In modern day farming situations, working over the winter means growing an array of cold weather crops that peak consumer interest and can withstand harsh conditions. Some of those crops would include parsnips, carrots, potatoes, as well as chard and various other greens. These plants are known to be resilient in less than warm conditions and are favorites among consumers who enjoy their vegetables, so it makes for a smart crop for farmers during the winter months.
Caring for these plants requires more special consideration than with crops that are grown in traditional months of the year, making the process of selecting crops and providing the proper conditions crucial to success. Greenhouses that are set up for winter farming can put out large numbers of market-ready crops within a few months, especially if the cycle is started earlier in the year, for example September.
Many of the duties involved during this stage of the year involve maintaining ideal conditions for the greenhouse greens, watching for things such as temperature fluctuations and humidity issues.
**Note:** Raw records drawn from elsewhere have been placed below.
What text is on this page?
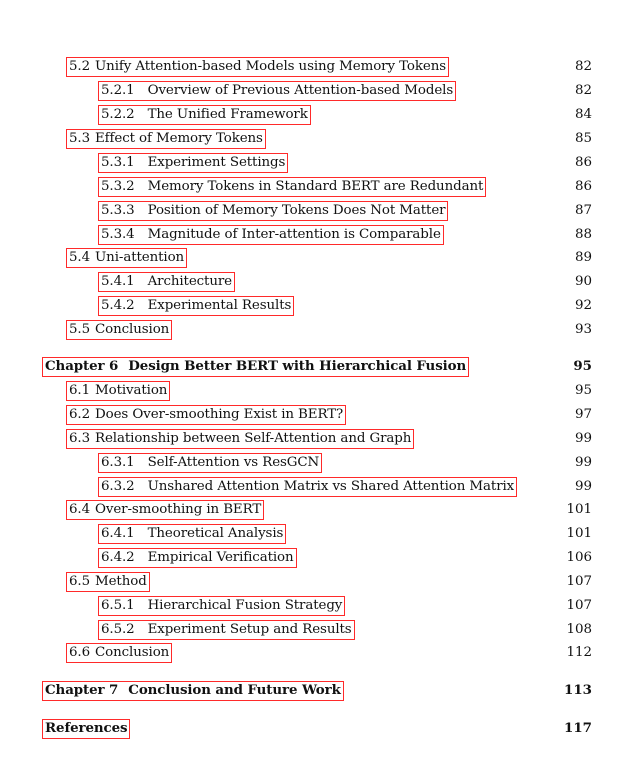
5.2 Unify Attention-based Models using Memory Tokens	82
5.2.1 Overview of Previous Attention-based Models	82
5.2.2 The Unified Framework	84
5.3 Effect of Memory Tokens	85
5.3.1 Experiment Settings	86
5.3.2 Memory Tokens in Standard BERT are Redundant	86
5.3.3 Position of Memory Tokens Does Not Matter	87
5.3.4 Magnitude of Inter-attention is Comparable	88
5.4 Uni-attention	89
5.4.1 Architecture	90
5.4.2 Experimental Results	92
5.5 Conclusion	93
Chapter 6 Design Better BERT with Hierarchical Fusion	95
6.1 Motivation	95
6.2 Does Over-smoothing Exist in BERT?	97
6.3 Relationship between Self-Attention and Graph	99
6.3.1 Self-Attention vs ResGCN	99
6.3.2 Unshared Attention Matrix vs Shared Attention Matrix	99
6.4 Over-smoothing in BERT	101
6.4.1 Theoretical Analysis	101
6.4.2 Empirical Verification	106
6.5 Method	107
6.5.1 Hierarchical Fusion Strategy	107
6.5.2 Experiment Setup and Results	108
6.6 Conclusion	112
Chapter 7 Conclusion and Future Work	113
References	117
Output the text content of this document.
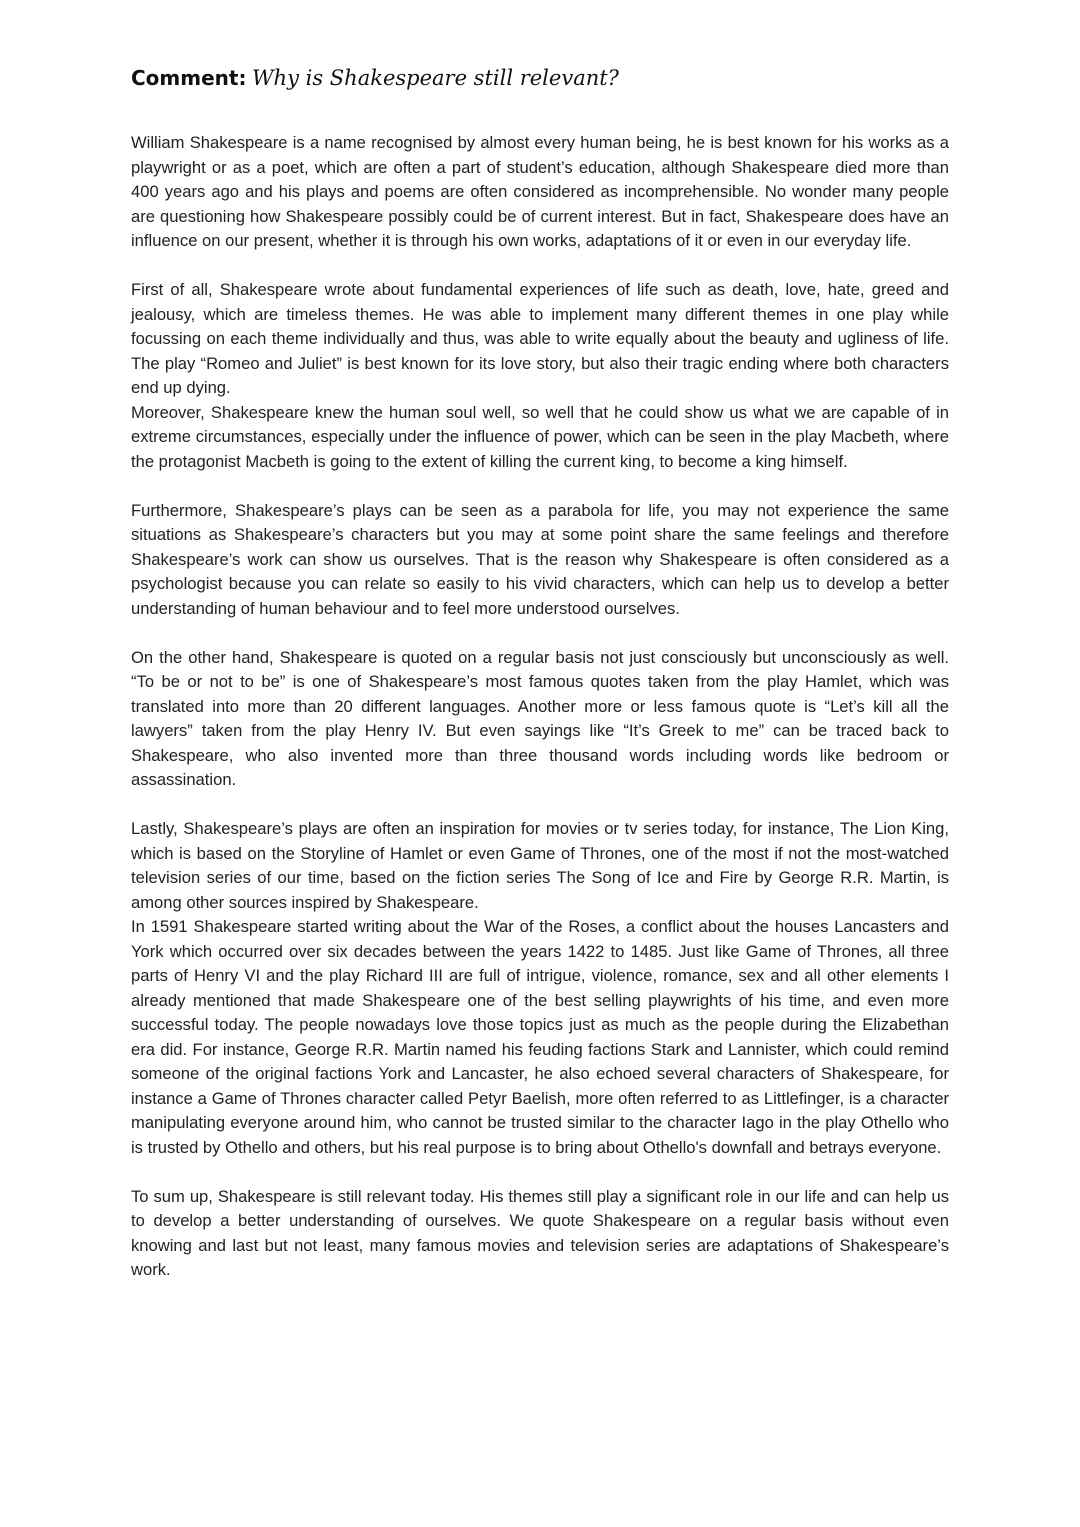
Comment: Why is Shakespeare still relevant?

William Shakespeare is a name recognised by almost every human being, he is best known for his works as a playwright or as a poet, which are often a part of student’s education, although Shakespeare died more than 400 years ago and his plays and poems are often considered as incomprehensible. No wonder many people are questioning how Shakespeare possibly could be of current interest. But in fact, Shakespeare does have an influence on our present, whether it is through his own works, adaptations of it or even in our everyday life.

First of all, Shakespeare wrote about fundamental experiences of life such as death, love, hate, greed and jealousy, which are timeless themes. He was able to implement many different themes in one play while focussing on each theme individually and thus, was able to write equally about the beauty and ugliness of life. The play “Romeo and Juliet” is best known for its love story, but also their tragic ending where both characters end up dying.

Moreover, Shakespeare knew the human soul well, so well that he could show us what we are capable of in extreme circumstances, especially under the influence of power, which can be seen in the play Macbeth, where the protagonist Macbeth is going to the extent of killing the current king, to become a king himself.

Furthermore, Shakespeare’s plays can be seen as a parabola for life, you may not experience the same situations as Shakespeare’s characters but you may at some point share the same feelings and therefore Shakespeare’s work can show us ourselves. That is the reason why Shakespeare is often considered as a psychologist because you can relate so easily to his vivid characters, which can help us to develop a better understanding of human behaviour and to feel more understood ourselves.

On the other hand, Shakespeare is quoted on a regular basis not just consciously but unconsciously as well. “To be or not to be” is one of Shakespeare’s most famous quotes taken from the play Hamlet, which was translated into more than 20 different languages. Another more or less famous quote is “Let’s kill all the lawyers” taken from the play Henry IV. But even sayings like “It’s Greek to me” can be traced back to Shakespeare, who also invented more than three thousand words including words like bedroom or assassination.

Lastly, Shakespeare’s plays are often an inspiration for movies or tv series today, for instance, The Lion King, which is based on the Storyline of Hamlet or even Game of Thrones, one of the most if not the most-watched television series of our time, based on the fiction series The Song of Ice and Fire by George R.R. Martin, is among other sources inspired by Shakespeare.

In 1591 Shakespeare started writing about the War of the Roses, a conflict about the houses Lancasters and York which occurred over six decades between the years 1422 to 1485. Just like Game of Thrones, all three parts of Henry VI and the play Richard III are full of intrigue, violence, romance, sex and all other elements I already mentioned that made Shakespeare one of the best selling playwrights of his time, and even more successful today. The people nowadays love those topics just as much as the people during the Elizabethan era did. For instance, George R.R. Martin named his feuding factions Stark and Lannister, which could remind someone of the original factions York and Lancaster, he also echoed several characters of Shakespeare, for instance a Game of Thrones character called Petyr Baelish, more often referred to as Littlefinger, is a character manipulating everyone around him, who cannot be trusted similar to the character Iago in the play Othello who is trusted by Othello and others, but his real purpose is to bring about Othello's downfall and betrays everyone.

To sum up, Shakespeare is still relevant today. His themes still play a significant role in our life and can help us to develop a better understanding of ourselves. We quote Shakespeare on a regular basis without even knowing and last but not least, many famous movies and television series are adaptations of Shakespeare’s work.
All of these things have to be monitored relatively closely, even though these plants are hardy and resilient in most situations. There is a growing demand for farmers market produce and these events are held regularly even during winter months.
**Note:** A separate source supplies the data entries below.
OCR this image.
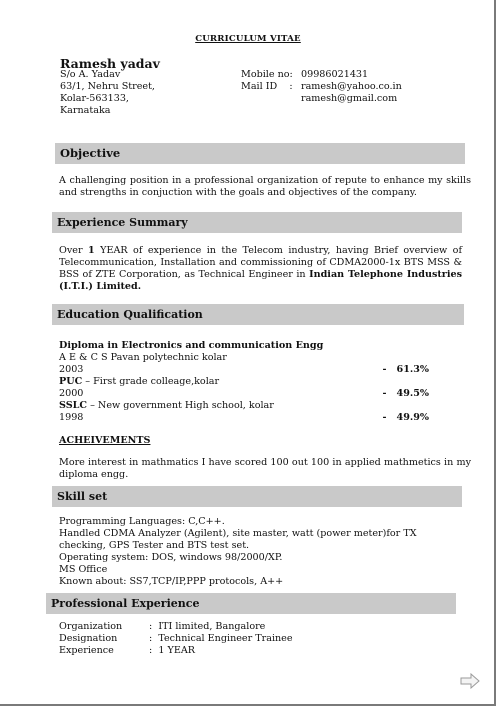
CURRICULUM VITAE
Ramesh yadav
S/o A. Yadav
63/1, Nehru Street,
Kolar-563133,
Karnataka
Mobile no: 09986021431
Mail ID    : ramesh@yahoo.co.in
ramesh@gmail.com
Objective
A challenging position in a professional organization of repute to enhance my skills and strengths in conjuction with the goals and objectives of the company.
Experience Summary
Over 1 YEAR of experience in the Telecom industry, having Brief overview of Telecommunication, Installation and commissioning of CDMA2000-1x BTS MSS & BSS of ZTE Corporation, as Technical Engineer in Indian Telephone Industries (I.T.I.) Limited.
Education Qualification
Diploma in Electronics and communication Engg
A E & C S Pavan polytechnic kolar
2003	-   61.3%
PUC – First grade colleage,kolar
2000	-   49.5%
SSLC – New government High school, kolar
1998	-   49.9%
ACHEIVEMENTS
More interest in mathmatics I have scored 100 out 100 in applied mathmetics in my diploma engg.
Skill set
Programming Languages: C,C++.
Handled CDMA Analyzer (Agilent), site master, watt (power meter)for TX checking, GPS Tester and BTS test set.
Operating system: DOS, windows 98/2000/XP.
MS Office
Known about: SS7,TCP/IP,PPP protocols, A++
Professional Experience
Organization	:  ITI limited, Bangalore
Designation	:  Technical Engineer Trainee
Experience	:  1 YEAR
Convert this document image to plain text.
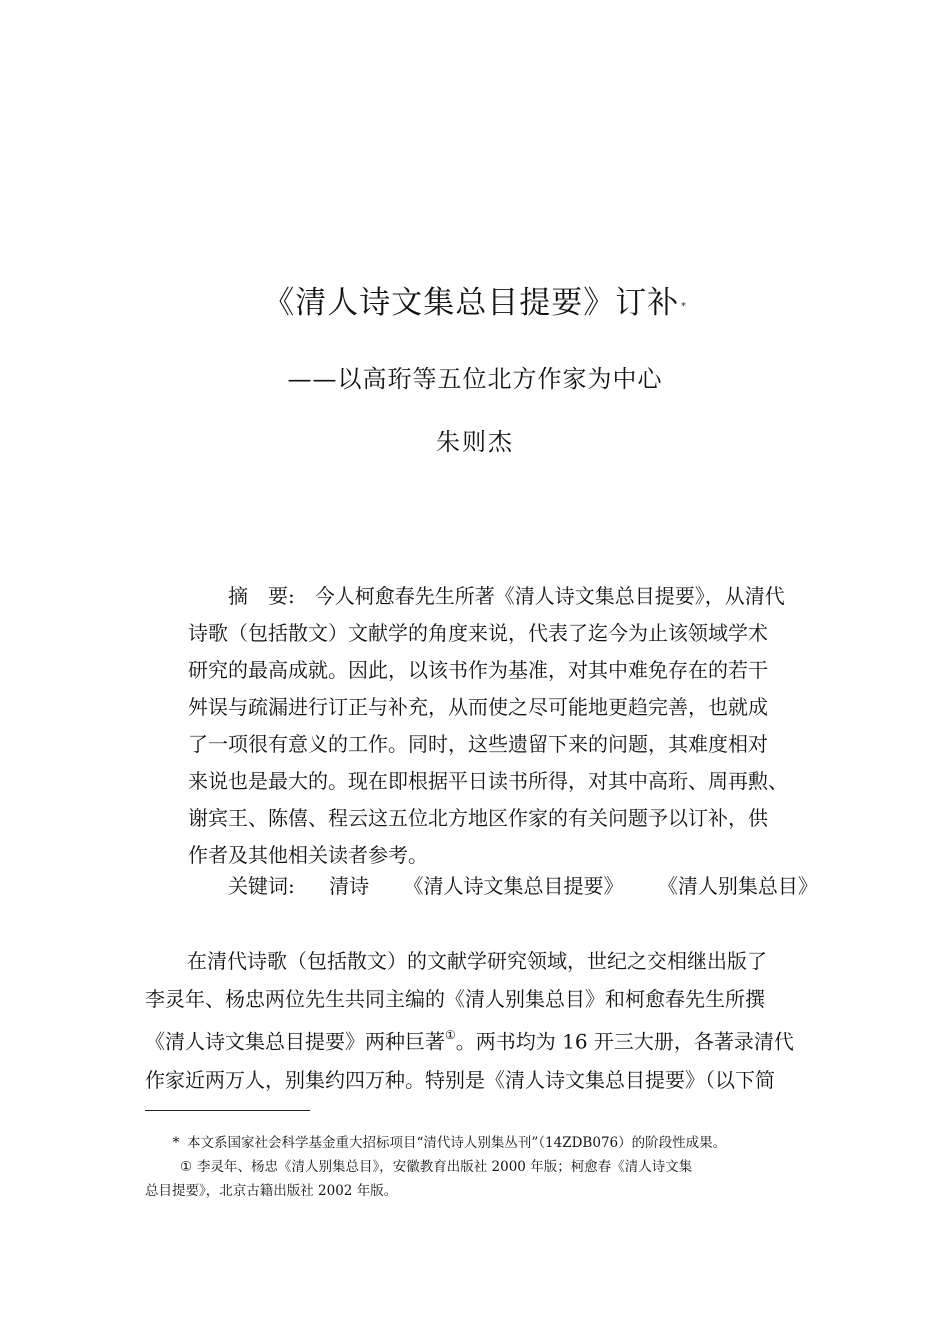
《清人诗文集总目提要》订补 *
——以高珩等五位北方作家为中心
朱则杰
摘　要: 今人柯愈春先生所著《清人诗文集总目提要》，从清代
诗歌（包括散文）文献学的角度来说，代表了迄今为止该领域学术
研究的最高成就。因此，以该书作为基准，对其中难免存在的若干
舛误与疏漏进行订正与补充，从而使之尽可能地更趋完善，也就成
了一项很有意义的工作。同时，这些遗留下来的问题，其难度相对
来说也是最大的。现在即根据平日读书所得，对其中高珩、周再勲、
谢宾王、陈僖、程云这五位北方地区作家的有关问题予以订补，供
作者及其他相关读者参考。
关键词: 清诗 《清人诗文集总目提要》 《清人别集总目》
在清代诗歌（包括散文）的文献学研究领域，世纪之交相继出版了
李灵年、杨忠两位先生共同主编的《清人别集总目》和柯愈春先生所撰
《清人诗文集总目提要》两种巨著①。两书均为 16 开三大册，各著录清代
作家近两万人，别集约四万种。特别是《清人诗文集总目提要》（以下简
* 本文系国家社会科学基金重大招标项目“清代诗人别集丛刊”（14ZDB076）的阶段性成果。
① 李灵年、杨忠《清人别集总目》，安徽教育出版社 2000 年版；柯愈春《清人诗文集
总目提要》，北京古籍出版社 2002 年版。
They provide the perfect stage to display fresh organically grown vegetables, and consumers are ready and willing to pay for them during times of year when other foods are less accessible. Even though winter farming may be a little different and have its own specific set of challenges, it is a very productive way of farming and will continue to be for many years to come, especially for those who have put in the hard work and made sure that all conditions were met.
These are not all the aspects of working on a farm during the winter months, but some of the main points to consider. Winter farming gets easier with time and experience, and often small things that are taken for granted by experienced farmers have to be learned by younger green thumbs by trial and error.